When using the medicine, you should not reduce physical activity or stop your diet.

People with liver/kidney failure do not need to change the dosage of the drug. If renal failure is observed in a severe form, 10-20 mg of the drug is used.

• Application for children

The medicine cannot be used in pediatrics.

Use Simvacor during pregnancy

Simvacor is contraindicated during pregnancy.

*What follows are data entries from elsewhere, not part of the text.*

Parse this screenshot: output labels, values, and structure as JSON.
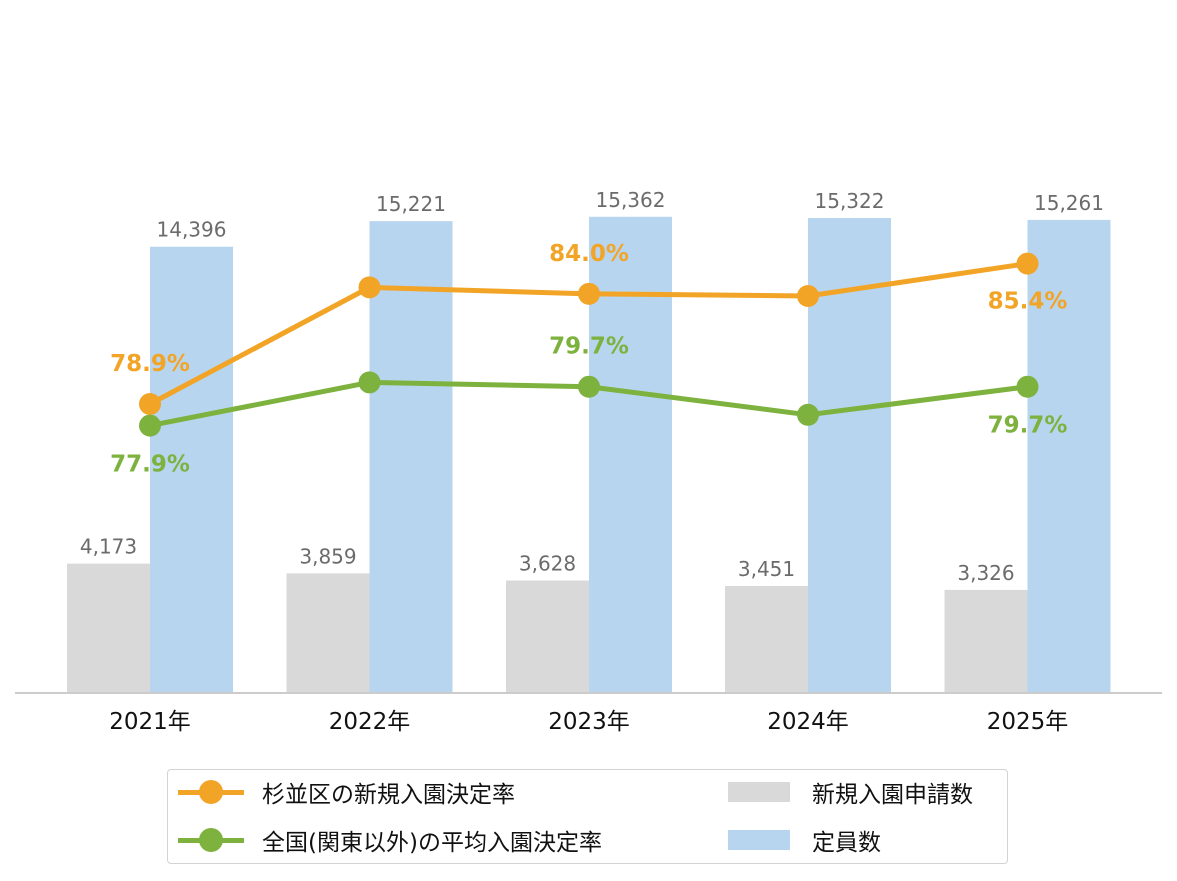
{
  "chart_data": {
    "type": "bar",
    "categories": [
      "2021年",
      "2022年",
      "2023年",
      "2024年",
      "2025年"
    ],
    "bar_series": [
      {
        "name": "新規入園申請数",
        "color": "#d9d9d9",
        "values": [
          4173,
          3859,
          3628,
          3451,
          3326
        ],
        "labels": [
          "4,173",
          "3,859",
          "3,628",
          "3,451",
          "3,326"
        ]
      },
      {
        "name": "定員数",
        "color": "#b8d5ef",
        "values": [
          14396,
          15221,
          15362,
          15322,
          15261
        ],
        "labels": [
          "14,396",
          "15,221",
          "15,362",
          "15,322",
          "15,261"
        ]
      }
    ],
    "bar_ylim": [
      0,
      16000
    ],
    "line_series": [
      {
        "name": "杉並区の新規入園決定率",
        "color": "#f2a427",
        "values": [
          78.9,
          84.3,
          84.0,
          83.9,
          85.4
        ],
        "labels": [
          "78.9%",
          "",
          "84.0%",
          "",
          "85.4%"
        ]
      },
      {
        "name": "全国(関東以外)の平均入園決定率",
        "color": "#7db23e",
        "values": [
          77.9,
          79.9,
          79.7,
          78.4,
          79.7
        ],
        "labels": [
          "77.9%",
          "",
          "79.7%",
          "",
          "79.7%"
        ]
      }
    ],
    "line_ylim": [
      60,
      90
    ],
    "legend": {
      "placement": "bottom",
      "columns": [
        [
          "杉並区の新規入園決定率",
          "全国(関東以外)の平均入園決定率"
        ],
        [
          "新規入園申請数",
          "定員数"
        ]
      ]
    },
    "grid": false,
    "title": "",
    "xlabel": "",
    "ylabel": ""
  }
}
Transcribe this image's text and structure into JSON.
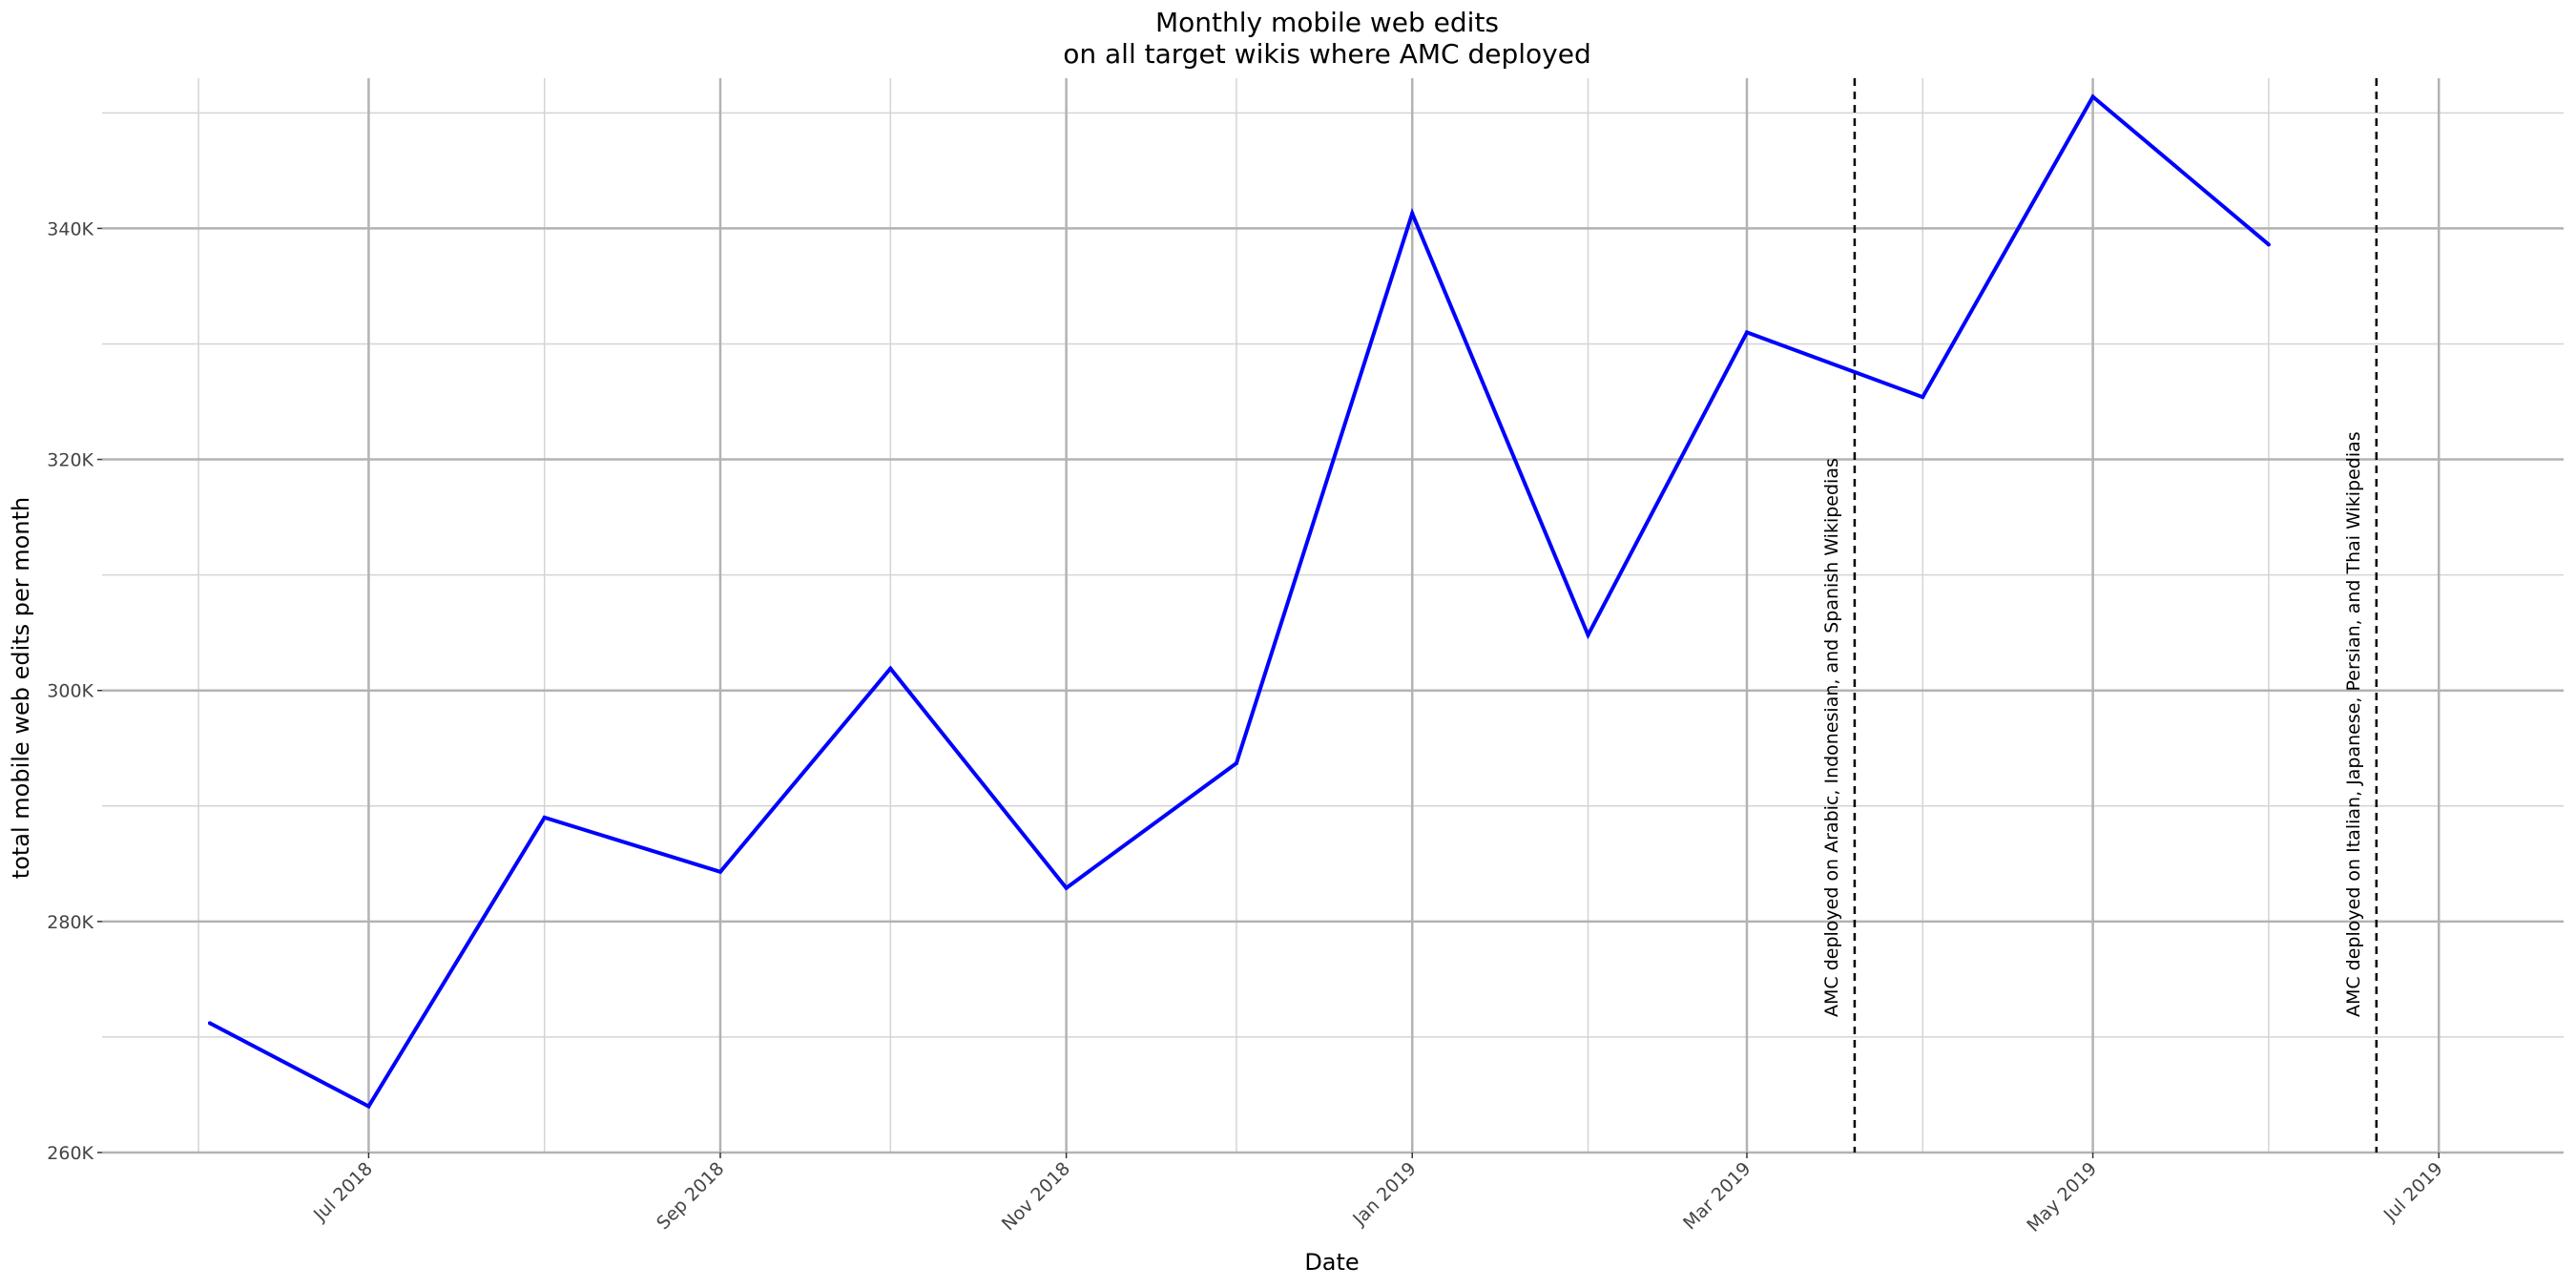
{
  "chart_data": {
    "type": "line",
    "title": "Monthly mobile web edits",
    "subtitle": "on all target wikis where AMC deployed",
    "xlabel": "Date",
    "ylabel": "total mobile web edits per month",
    "xlim": [
      "2018-05-15",
      "2019-07-23"
    ],
    "ylim": [
      260000,
      353000
    ],
    "x_ticks": [
      {
        "date": "2018-07-01",
        "label": "Jul 2018"
      },
      {
        "date": "2018-09-01",
        "label": "Sep 2018"
      },
      {
        "date": "2018-11-01",
        "label": "Nov 2018"
      },
      {
        "date": "2019-01-01",
        "label": "Jan 2019"
      },
      {
        "date": "2019-03-01",
        "label": "Mar 2019"
      },
      {
        "date": "2019-05-01",
        "label": "May 2019"
      },
      {
        "date": "2019-07-01",
        "label": "Jul 2019"
      }
    ],
    "x_minor_ticks": [
      "2018-06-01",
      "2018-08-01",
      "2018-10-01",
      "2018-12-01",
      "2019-02-01",
      "2019-04-01",
      "2019-06-01"
    ],
    "y_ticks": [
      {
        "value": 260000,
        "label": "260K"
      },
      {
        "value": 280000,
        "label": "280K"
      },
      {
        "value": 300000,
        "label": "300K"
      },
      {
        "value": 320000,
        "label": "320K"
      },
      {
        "value": 340000,
        "label": "340K"
      }
    ],
    "y_minor_ticks": [
      270000,
      290000,
      310000,
      330000,
      350000
    ],
    "grid": true,
    "series": [
      {
        "color": "#0000ff",
        "points": [
          {
            "x": "2018-06-03",
            "y": 271200
          },
          {
            "x": "2018-07-01",
            "y": 264000
          },
          {
            "x": "2018-08-01",
            "y": 289000
          },
          {
            "x": "2018-09-01",
            "y": 284300
          },
          {
            "x": "2018-10-01",
            "y": 301900
          },
          {
            "x": "2018-11-01",
            "y": 282900
          },
          {
            "x": "2018-12-01",
            "y": 293700
          },
          {
            "x": "2019-01-01",
            "y": 341300
          },
          {
            "x": "2019-02-01",
            "y": 304800
          },
          {
            "x": "2019-03-01",
            "y": 331000
          },
          {
            "x": "2019-04-01",
            "y": 325400
          },
          {
            "x": "2019-05-01",
            "y": 351400
          },
          {
            "x": "2019-06-01",
            "y": 338600
          }
        ]
      }
    ],
    "annotations": [
      {
        "date": "2019-03-20",
        "text": "AMC deployed on Arabic, Indonesian, and Spanish Wikipedias"
      },
      {
        "date": "2019-06-20",
        "text": "AMC deployed on Italian, Japanese, Persian, and Thai Wikipedias"
      }
    ]
  }
}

If you need to take medications while breastfeeding, it is recommended to stop breastfeeding during the therapy period.

Contraindications

Main contraindications:

• severe intolerance to the active substance or auxiliary elements of the drug;
• liver pathologies;
• administration in combination with drugs that have a strong inhibitory effect on CYP3A4 (ketoconazole with itraconazole, drugs that inhibit HIV protease, posaconazole, etc.);
• combined use with cyclosporine, gemfibrozil or danazol.

Side effects Simvacor

Often the medication is tolerated without complications. Sometimes intolerance may occur:

• depression, neuropathy, anemia, paresthesia, memory disorders and insomnia;
• bloating, vomiting, dyspepsia, pancreatitis and nausea;
• liver failure, jaundice;
• alopecia, rashes and itching;
• asthenia, myalgia and impotence;
• allergy symptoms in the form of arthritis, vasculitis, hot flashes, Quincke's edema, eosinophilia, urticaria and arthralgia;
• consumption on an empty stomach may cause an increase in blood sugar levels;
• cognitive disorders.

Overdose

Poisoning with Simvacor is observed only once. When using 3.6 g of the drug, no negative symptoms were observed. In theory, a more pronounced overdose of the drug over a long period of time can provoke a potentiation of side effects.

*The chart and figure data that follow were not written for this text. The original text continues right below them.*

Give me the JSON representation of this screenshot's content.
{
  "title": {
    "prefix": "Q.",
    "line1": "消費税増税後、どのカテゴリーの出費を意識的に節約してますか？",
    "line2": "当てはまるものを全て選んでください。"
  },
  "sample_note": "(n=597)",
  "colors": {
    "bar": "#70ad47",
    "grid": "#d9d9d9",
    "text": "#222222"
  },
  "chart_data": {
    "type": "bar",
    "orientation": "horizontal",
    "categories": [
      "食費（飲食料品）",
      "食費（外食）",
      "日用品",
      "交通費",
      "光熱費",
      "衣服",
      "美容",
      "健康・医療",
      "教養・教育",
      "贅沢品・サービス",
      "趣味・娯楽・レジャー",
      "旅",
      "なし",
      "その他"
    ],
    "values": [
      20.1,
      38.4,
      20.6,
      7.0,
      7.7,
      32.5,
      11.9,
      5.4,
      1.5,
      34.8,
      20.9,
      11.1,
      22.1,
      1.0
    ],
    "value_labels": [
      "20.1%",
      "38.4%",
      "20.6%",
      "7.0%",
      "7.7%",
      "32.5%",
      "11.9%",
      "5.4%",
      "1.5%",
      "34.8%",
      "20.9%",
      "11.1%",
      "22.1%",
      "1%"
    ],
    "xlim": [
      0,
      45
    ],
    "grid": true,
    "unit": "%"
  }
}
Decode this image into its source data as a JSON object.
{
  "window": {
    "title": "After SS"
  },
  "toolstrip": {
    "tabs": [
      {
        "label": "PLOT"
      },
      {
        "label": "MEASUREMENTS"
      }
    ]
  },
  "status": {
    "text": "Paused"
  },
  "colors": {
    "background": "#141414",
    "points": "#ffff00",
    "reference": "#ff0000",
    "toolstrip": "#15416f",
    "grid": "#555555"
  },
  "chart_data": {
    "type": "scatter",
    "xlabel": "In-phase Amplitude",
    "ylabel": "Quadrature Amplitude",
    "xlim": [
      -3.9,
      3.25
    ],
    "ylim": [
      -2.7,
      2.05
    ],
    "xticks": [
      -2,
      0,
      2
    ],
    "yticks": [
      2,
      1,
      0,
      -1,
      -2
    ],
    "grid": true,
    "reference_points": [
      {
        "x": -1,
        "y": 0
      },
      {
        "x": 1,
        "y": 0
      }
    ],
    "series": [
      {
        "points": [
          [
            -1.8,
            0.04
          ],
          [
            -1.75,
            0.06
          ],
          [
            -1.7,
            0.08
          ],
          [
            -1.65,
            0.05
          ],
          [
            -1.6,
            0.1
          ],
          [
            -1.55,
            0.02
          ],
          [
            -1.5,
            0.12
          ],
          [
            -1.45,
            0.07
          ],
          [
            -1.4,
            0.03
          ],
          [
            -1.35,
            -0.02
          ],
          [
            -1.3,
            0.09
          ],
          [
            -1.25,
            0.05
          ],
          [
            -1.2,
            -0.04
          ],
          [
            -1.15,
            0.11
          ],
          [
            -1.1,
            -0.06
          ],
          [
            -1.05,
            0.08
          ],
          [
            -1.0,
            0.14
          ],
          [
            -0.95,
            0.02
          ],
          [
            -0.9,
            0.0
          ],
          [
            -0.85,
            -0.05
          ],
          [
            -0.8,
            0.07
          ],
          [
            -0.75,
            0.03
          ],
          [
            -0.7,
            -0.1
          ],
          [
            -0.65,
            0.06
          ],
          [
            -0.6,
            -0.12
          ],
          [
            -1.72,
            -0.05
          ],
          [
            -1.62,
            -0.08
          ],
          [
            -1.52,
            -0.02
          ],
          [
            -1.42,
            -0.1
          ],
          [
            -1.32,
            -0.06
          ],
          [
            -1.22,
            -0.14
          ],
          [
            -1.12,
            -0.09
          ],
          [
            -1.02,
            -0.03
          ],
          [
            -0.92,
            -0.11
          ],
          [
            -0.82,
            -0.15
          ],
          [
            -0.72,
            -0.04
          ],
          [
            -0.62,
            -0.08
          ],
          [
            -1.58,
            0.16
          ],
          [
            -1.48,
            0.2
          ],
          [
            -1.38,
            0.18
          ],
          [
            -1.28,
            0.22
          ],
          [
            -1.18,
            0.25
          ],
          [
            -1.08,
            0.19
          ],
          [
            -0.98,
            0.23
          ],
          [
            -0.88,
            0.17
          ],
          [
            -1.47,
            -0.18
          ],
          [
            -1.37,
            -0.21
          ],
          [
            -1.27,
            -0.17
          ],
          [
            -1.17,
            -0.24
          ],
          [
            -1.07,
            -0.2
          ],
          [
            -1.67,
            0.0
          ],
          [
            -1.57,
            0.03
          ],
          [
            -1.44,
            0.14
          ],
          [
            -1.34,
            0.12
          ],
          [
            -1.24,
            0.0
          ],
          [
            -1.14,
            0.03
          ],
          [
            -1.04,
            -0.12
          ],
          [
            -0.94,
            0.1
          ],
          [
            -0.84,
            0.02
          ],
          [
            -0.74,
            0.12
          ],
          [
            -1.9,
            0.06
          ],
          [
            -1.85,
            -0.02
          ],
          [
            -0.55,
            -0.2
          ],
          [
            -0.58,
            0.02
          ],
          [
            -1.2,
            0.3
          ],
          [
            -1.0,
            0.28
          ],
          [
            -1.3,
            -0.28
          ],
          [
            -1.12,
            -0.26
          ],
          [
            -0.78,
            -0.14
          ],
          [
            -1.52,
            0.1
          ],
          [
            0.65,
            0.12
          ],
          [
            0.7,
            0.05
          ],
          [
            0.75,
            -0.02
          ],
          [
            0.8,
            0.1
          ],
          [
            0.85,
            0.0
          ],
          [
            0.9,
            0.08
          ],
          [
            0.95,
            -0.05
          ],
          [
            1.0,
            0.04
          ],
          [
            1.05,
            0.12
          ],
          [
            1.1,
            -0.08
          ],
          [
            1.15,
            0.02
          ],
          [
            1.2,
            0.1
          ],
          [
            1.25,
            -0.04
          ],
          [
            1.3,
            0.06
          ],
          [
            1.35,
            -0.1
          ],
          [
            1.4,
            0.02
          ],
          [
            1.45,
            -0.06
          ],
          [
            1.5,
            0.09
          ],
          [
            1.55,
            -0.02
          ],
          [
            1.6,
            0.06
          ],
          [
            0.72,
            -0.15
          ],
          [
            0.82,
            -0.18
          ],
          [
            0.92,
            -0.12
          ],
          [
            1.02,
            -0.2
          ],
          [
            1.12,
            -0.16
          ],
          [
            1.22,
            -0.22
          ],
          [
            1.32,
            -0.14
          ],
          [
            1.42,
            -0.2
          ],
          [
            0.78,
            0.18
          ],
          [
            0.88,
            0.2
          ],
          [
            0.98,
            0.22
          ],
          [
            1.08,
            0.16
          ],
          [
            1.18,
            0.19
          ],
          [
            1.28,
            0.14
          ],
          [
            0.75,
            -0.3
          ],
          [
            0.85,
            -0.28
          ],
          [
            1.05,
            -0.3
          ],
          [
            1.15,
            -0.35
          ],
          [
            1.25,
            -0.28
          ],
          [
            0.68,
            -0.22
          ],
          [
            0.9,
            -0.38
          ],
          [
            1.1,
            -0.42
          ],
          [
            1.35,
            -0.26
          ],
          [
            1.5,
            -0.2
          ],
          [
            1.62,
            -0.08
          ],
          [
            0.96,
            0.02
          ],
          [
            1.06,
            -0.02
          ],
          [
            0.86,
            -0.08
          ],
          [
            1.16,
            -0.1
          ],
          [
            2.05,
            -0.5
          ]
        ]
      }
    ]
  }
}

If any disturbances occur, gastric lavage and enterosorbents should be performed.

Interactions with other drugs

Colestipol with colestyramine reduces the bioavailability of the drug (it can be used after 4 years from the end of the previous therapy; in addition, in this case, addiction develops).

Simvacor potentiates the medicinal activity of coumarin anticoagulants.

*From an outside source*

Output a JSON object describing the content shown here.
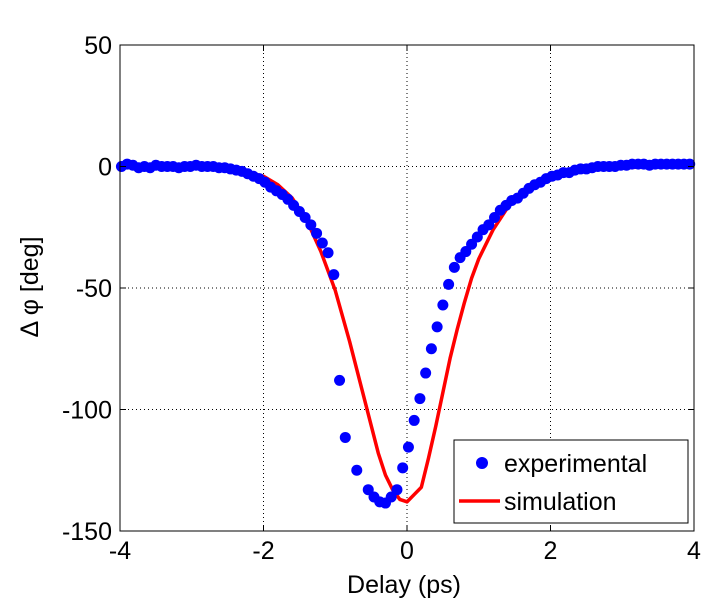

Administration in combination with immunosuppressants and fibric acid derivatives increases the likelihood of myopathy.

The drug potentiates the effect of indirect anticoagulants, which increases the risk of bleeding.

Antifungal agents (itraconazole with ketoconazole), cytostatics, niacin in high doses, fibrates, erythromycin with immunosuppressants, protease inhibitors, and clarithromycin when combined with the drug increase the likelihood of rhabdomyolysis.

The drug increases serum digoxin levels.

Storage conditions

Simvacor should be stored at a temperature of no more than 25°C.

Shelf life

Simvacor is permitted to be used within an 18-month period from the date of manufacture of the therapeutic agent.

Analogues

Analogues of the drug are the drugs Vasilip, Simvastatin with Allesta, Zocor and Vasostat.